In diesem Zusammenhang hat mir Bundesrat Kampl eine sehr unwillkommene Ehre angetan, indem er mich zum Zeugen für seine Haltung aufgerufen hat, hätte doch ich selbst dazu aufgefordert, so Bundesrat Kampl, die so unterschiedlichen und leidvollen Schicksale einmal auszusprechen. – Ja, dazu habe ich tatsächlich aufgefordert, aber es ist der Schmerz, der ausgesprochen werden muss, um überwunden zu werden –nicht aber der Hass, der auch noch falsche Schuldzuweisungen mit transportiert! (Bei­fall bei der SPÖ und den Grünen.)

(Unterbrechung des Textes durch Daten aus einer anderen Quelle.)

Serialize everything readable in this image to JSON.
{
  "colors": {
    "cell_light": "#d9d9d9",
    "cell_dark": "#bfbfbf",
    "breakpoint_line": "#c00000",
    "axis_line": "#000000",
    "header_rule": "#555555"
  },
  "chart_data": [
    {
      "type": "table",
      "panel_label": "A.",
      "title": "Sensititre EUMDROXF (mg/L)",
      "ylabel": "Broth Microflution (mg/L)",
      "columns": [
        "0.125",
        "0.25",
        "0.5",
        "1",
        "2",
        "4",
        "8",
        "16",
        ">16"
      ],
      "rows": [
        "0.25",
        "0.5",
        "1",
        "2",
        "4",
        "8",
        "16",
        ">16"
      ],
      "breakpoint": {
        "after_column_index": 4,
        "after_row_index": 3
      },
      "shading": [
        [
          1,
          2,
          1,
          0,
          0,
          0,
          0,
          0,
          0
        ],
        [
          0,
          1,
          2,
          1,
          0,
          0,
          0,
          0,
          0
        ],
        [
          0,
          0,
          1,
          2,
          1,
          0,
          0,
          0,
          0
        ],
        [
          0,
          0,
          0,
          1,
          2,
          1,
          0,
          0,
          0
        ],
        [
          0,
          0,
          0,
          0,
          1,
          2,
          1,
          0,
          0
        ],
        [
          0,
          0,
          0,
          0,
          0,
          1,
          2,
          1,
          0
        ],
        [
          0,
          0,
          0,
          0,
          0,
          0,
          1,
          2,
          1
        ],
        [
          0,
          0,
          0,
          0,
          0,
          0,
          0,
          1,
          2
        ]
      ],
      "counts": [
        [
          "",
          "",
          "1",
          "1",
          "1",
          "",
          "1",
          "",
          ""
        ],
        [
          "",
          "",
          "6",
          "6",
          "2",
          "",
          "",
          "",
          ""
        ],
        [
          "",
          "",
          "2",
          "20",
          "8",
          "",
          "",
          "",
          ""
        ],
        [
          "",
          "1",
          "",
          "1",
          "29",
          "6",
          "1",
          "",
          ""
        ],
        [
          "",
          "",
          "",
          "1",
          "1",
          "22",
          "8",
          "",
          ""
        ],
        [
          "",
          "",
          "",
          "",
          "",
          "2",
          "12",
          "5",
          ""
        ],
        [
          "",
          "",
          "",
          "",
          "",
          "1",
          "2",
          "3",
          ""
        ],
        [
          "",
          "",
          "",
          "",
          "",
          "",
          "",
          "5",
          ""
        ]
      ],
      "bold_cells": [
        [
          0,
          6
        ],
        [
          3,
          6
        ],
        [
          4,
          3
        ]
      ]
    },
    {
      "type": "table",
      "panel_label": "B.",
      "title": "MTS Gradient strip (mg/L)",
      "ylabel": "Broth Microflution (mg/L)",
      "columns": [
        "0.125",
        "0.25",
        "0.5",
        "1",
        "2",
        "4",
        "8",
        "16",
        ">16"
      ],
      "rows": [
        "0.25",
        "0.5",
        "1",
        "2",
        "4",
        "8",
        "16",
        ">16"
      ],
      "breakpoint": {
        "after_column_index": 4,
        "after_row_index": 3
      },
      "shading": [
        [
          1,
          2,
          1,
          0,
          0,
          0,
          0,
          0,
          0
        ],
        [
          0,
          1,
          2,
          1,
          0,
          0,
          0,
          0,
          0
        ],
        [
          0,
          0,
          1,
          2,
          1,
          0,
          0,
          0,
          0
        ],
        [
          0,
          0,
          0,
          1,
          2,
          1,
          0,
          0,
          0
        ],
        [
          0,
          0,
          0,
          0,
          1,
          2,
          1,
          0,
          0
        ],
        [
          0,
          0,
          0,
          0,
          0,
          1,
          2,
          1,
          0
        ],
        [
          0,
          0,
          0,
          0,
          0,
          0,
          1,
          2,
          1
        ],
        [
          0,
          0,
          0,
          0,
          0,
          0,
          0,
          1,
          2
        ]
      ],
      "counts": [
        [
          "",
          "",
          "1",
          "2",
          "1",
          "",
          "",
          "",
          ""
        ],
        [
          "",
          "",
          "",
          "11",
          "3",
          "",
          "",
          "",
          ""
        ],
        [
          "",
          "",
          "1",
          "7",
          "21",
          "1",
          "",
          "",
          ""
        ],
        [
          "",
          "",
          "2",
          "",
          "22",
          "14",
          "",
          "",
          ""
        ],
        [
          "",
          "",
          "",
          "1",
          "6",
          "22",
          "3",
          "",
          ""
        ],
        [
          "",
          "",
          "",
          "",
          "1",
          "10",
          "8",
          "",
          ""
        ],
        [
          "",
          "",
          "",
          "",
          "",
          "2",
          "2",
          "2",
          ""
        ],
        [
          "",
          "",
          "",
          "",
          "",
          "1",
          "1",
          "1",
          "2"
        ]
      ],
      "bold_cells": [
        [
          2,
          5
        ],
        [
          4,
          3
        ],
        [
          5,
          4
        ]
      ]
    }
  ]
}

Herr Kollege Kampl, Sie sind wahrlich alt genug, um jene Geschichten, die man Ihnen in Ihrem Milieu erzählt hat, endlich einmal auf ihren Wahrheitsgehalt zu hinterfragen! (Zwischenruf des Bundesrates Ing. Kampl.) So, wie die historische Forschung jenen von Ihnen behaupteten Vorfall am Eismeer nicht kennt, bei dem angeblich Überläufer ihre Kameraden getötet haben sollen, werden Sie auch zur Kenntnis nehmen müssen, dass die Lebensgeschichte Ihres Vaters eine andere ist als die, die er Ihnen und die Sie uns erzählt haben!

Diese Einsicht mag sehr schmerzlich sein für Sie, Herr Bundesrat Kampl, das verstehe ich, aber: Wir können nicht die Wahrheit vergewaltigen, um Sie vor Schmerz zu be­wahren! Die Akten, die inzwischen auch Sie kennen sollten, beweisen etwas ganz anderes: Ihr Vater war illegaler Nazi. Einen politischen Fehler zu begehen – wenn man ihn richtig stellt – ist nichts, was einen Menschen schändet. Ihr Vater, Herr Bundesrat Kampl, war nach 1938 ein, nach Aussagen der Ortsbewohner, nicht sehr umgänglicher Ortsgruppenleiter. Und er war vor allem eines: ein Denunziant. Er hat einer ehrlichen Frau eine viermonatige Haftstrafe nach dem „Heimtückegesetz“, eben durch seine De­nunziation, „besorgt“ – und diese Frau konnte von Glück reden, dass sie nicht ins KZ kam, sondern „nur“ im Gefängnis gelandet ist!